# AKC Scent Work



## LeoRose (Aug 20, 2015)

Is anyone planning on trying AKC Scent Work? http://www.akc.org/events/scent-work/ One of the elements is Buried Hides, to simulate the work of HRD dogs. There is a club that holds UKC trials practically in my back yard (two hours away), and they are also applying to hold AKC trials. 

We've already tried some buried hides. The results were... interesting. My girls were initially confused (and possibly put off by the smell of the dirt) but eventually figured it out. I think the real challenge will come when you move to the higher levels, and the hides are in the environment, and not in containers.


----------



## Laurelin (Nov 2, 2006)

I am planning on it! NACSW is my first choice but trials are few and far between.


----------



## LeoRose (Aug 20, 2015)

Laurelin said:


> I am planning on it! NACSW is my first choice but trials are few and far between.


All the NACSW trials I've seen are outside of my driving range. I'm also not a fan of having to have an annual membership to enter a trial. I much prefer "the dog is registered, and that's all you need". That's just me, though. 

PS: Where in Oklahoma are you? I grew up in Ft. Gibson, and still have family in Muskogee.


----------



## dagwall (Mar 17, 2011)

I'll have to see what happens with AKC once the rules are all ironed out as well as knowing what is required to trial with them. Then seeing what is available in my area. I chatted briefly with one of my nosework instructors about it this weekend. He thinks it's pretty interesting and would be open to doing some training towards it if enough of us students are interested. He's a certified NACSW trainer and judge, lead trainer in our group is a certified trainer, judge, and CO. Both former military detection dog handlers.

From what I read in the first release of rules I like a lot of it but can see problems for a lot of people currently trialing in NACSW. Lack of catering to reactive and dog aggressive dogs will cut out people. Then at higher levels the distractors they list would freak out a lot of dogs who currently do NACSW to the point they couldn't trial at those levels. 
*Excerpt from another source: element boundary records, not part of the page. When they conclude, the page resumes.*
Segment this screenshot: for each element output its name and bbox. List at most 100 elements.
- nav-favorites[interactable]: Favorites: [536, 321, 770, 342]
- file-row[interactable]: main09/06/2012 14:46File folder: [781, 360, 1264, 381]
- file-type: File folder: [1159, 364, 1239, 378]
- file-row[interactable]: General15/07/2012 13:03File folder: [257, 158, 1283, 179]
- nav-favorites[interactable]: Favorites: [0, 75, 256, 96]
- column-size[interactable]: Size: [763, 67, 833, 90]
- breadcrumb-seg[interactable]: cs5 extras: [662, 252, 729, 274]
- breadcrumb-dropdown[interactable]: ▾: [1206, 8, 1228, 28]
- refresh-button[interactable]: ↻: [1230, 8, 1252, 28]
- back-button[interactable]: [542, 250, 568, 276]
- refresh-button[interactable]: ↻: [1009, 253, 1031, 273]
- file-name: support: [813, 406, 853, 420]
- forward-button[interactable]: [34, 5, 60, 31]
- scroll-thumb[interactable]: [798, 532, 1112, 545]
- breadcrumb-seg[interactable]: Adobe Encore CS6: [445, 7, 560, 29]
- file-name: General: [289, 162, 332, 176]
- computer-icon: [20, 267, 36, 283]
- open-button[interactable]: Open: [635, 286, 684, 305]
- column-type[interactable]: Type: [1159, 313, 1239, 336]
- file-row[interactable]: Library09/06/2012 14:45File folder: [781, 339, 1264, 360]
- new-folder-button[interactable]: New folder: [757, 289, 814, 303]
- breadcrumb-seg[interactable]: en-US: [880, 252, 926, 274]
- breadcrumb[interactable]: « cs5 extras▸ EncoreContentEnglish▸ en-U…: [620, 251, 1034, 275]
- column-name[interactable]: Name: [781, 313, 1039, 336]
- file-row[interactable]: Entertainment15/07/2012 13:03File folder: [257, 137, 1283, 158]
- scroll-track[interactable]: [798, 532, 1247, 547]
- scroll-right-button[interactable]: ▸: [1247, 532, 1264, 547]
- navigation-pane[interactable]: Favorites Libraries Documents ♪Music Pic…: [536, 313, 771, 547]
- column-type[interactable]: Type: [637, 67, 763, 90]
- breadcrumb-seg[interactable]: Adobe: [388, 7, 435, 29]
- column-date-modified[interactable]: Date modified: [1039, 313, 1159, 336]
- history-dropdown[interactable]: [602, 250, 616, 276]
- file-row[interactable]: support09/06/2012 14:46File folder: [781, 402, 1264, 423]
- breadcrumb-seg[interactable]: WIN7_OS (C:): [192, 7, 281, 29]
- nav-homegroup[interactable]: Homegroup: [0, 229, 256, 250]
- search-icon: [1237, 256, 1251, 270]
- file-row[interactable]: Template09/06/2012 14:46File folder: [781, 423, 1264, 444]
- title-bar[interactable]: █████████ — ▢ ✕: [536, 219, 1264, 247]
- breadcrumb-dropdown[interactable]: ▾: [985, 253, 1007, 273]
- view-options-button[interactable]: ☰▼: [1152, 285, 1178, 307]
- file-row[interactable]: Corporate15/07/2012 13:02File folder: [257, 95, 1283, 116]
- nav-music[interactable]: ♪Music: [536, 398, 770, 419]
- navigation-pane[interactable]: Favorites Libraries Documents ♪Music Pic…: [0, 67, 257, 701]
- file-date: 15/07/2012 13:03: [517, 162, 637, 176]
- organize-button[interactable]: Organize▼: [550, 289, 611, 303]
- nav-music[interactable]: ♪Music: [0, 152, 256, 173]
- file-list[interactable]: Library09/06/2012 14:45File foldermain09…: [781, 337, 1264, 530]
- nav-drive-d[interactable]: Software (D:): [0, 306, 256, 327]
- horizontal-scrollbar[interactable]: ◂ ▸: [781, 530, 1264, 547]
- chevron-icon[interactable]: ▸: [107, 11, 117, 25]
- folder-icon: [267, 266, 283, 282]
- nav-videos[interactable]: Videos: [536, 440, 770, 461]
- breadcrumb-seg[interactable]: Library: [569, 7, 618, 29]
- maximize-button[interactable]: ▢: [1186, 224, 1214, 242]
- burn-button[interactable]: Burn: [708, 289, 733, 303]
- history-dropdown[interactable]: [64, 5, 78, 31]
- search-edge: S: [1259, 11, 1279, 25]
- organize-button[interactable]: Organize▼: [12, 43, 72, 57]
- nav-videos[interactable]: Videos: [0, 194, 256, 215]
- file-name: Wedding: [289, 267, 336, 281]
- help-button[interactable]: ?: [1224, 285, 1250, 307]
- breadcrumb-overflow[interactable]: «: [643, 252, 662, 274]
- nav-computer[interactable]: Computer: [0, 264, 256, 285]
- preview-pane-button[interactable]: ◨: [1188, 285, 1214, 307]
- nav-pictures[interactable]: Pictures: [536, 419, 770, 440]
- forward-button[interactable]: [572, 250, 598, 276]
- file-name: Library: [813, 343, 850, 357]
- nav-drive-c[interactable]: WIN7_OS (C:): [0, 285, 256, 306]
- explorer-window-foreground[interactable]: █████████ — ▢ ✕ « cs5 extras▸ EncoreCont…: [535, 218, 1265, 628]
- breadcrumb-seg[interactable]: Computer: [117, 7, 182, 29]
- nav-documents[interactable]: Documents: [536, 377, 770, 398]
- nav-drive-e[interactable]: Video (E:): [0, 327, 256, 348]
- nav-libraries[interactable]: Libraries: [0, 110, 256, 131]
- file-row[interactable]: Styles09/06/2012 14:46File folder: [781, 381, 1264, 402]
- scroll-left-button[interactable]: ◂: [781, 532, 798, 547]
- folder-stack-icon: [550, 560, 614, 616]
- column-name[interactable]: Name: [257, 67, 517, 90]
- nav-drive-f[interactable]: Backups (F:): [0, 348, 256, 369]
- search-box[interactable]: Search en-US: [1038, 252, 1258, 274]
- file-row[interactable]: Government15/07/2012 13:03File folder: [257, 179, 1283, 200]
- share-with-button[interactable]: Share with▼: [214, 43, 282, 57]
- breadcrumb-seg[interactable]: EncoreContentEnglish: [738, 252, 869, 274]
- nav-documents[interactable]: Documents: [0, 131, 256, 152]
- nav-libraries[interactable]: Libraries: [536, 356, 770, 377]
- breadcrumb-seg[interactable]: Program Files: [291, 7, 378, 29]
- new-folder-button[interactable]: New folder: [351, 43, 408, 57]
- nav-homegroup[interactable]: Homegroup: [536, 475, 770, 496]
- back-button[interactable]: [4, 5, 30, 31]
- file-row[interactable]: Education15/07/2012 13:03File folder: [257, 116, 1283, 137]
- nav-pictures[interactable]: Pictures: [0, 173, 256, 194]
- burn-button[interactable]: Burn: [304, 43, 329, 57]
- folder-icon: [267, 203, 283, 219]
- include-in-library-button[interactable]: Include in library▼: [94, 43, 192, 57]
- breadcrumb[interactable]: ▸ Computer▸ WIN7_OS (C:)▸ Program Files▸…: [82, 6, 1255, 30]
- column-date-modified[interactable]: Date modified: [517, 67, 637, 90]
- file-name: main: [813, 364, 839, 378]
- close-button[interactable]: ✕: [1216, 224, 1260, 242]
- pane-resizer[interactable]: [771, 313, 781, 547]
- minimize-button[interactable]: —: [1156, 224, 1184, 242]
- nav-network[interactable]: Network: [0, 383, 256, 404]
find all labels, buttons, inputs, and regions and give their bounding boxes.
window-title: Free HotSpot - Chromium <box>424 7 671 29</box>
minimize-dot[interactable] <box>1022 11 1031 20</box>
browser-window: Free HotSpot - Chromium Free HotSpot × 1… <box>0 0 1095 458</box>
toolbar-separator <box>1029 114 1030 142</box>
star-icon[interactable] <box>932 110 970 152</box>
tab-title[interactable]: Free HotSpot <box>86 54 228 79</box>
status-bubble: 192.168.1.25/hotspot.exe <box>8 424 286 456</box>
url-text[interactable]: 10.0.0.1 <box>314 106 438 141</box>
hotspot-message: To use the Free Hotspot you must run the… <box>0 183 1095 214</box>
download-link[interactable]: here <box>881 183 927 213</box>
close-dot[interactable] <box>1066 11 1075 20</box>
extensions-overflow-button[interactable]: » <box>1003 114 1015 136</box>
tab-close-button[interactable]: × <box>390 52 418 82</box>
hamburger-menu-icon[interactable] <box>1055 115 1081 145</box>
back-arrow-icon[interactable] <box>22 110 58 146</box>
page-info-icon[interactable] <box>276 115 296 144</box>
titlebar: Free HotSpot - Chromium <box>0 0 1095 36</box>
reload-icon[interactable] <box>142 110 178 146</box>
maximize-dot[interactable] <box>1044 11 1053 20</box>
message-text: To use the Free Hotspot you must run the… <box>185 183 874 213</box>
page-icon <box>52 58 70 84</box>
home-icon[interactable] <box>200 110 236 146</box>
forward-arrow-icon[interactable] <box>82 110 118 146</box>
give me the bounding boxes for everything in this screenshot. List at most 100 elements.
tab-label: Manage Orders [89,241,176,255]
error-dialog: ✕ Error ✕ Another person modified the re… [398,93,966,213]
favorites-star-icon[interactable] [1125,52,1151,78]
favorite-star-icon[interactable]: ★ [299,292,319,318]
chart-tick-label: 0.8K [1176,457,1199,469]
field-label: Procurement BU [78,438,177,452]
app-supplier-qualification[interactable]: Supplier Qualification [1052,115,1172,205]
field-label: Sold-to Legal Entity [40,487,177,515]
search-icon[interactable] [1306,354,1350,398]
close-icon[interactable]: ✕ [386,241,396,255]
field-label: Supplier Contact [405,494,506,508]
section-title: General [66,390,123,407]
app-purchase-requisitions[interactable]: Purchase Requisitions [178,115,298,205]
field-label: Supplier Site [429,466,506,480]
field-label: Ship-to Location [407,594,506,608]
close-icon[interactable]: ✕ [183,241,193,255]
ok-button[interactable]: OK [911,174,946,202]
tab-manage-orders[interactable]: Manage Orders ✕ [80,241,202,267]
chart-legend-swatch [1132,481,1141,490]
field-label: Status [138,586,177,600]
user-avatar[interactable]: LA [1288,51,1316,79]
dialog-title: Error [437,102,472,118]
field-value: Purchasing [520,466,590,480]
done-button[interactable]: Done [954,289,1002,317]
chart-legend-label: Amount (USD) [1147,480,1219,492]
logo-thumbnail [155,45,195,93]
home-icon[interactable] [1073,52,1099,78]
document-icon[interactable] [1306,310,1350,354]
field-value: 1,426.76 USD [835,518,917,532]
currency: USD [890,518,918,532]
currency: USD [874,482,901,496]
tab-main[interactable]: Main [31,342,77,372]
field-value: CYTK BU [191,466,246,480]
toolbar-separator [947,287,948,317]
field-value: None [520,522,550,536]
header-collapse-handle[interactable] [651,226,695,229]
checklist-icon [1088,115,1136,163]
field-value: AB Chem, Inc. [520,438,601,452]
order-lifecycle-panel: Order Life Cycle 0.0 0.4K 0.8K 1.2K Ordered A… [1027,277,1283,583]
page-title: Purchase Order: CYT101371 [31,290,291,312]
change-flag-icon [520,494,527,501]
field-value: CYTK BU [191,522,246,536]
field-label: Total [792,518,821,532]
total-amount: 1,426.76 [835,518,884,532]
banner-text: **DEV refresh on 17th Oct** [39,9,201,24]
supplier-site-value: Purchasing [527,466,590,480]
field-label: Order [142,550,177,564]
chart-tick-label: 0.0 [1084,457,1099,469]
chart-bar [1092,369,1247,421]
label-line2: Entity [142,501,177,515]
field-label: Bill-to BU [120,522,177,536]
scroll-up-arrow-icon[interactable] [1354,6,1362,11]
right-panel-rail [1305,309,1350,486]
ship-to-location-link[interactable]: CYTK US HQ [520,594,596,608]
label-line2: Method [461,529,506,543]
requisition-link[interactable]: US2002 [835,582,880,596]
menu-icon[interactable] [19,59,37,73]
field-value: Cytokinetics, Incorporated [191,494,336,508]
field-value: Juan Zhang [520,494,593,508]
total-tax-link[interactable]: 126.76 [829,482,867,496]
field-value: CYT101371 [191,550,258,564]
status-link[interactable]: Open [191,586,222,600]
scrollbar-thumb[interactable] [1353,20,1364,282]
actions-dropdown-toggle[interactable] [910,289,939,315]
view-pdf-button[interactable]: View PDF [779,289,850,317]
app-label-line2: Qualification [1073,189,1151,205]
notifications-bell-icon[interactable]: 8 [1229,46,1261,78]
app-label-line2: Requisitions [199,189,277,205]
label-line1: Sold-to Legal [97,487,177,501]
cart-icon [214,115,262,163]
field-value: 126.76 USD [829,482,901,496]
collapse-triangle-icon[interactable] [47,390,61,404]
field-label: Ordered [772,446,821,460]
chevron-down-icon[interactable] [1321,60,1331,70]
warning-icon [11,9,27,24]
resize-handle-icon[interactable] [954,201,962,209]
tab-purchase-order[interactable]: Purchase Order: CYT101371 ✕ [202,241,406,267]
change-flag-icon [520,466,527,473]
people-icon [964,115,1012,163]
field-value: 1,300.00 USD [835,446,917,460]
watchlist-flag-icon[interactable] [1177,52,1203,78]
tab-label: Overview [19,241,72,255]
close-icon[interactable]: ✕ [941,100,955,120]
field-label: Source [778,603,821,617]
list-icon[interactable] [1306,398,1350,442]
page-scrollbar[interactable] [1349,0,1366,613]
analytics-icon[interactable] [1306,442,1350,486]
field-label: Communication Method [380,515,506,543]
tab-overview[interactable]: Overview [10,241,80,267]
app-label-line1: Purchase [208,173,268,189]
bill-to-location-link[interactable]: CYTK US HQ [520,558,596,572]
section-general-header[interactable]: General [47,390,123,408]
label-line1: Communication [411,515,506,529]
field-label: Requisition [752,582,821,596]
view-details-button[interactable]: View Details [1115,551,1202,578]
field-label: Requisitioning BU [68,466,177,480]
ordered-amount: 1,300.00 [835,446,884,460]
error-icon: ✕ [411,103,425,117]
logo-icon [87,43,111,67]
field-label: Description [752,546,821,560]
To the positive I do like being able to earn element legs and not being all or nothing at each level. I'm currently trialing at NW3 and struggling with containers and no titles. We do have out NW3-exterior and vehicle titles, one leg from interior tittle, no container passes though.

So yeah, I'm excited for the possibility of more nosework fun to be had and can't wait to see how it all works out. It's a hell of a time getting into trials locally here so more options would be nice. Guess I'm better off than you two in that we do have local trials...I just haven't been very lucy getting into them.


----------



## ForTheLoveOfDogs (Jun 3, 2007)

We don't have any nosework around here that I can find for NACSW. One person in the area does classes sometimes but you would have to go out of state to trial it seems. 

A few places around here have already picked up Lure Coursing, Barn Hunt, Dock Diving etc. They seem to be on board with whatever people are interested in.. and I think I'd be interested in giving it a look in the future. I do like the variety of things that I can do with AKC and not have to travel very far to do them.


----------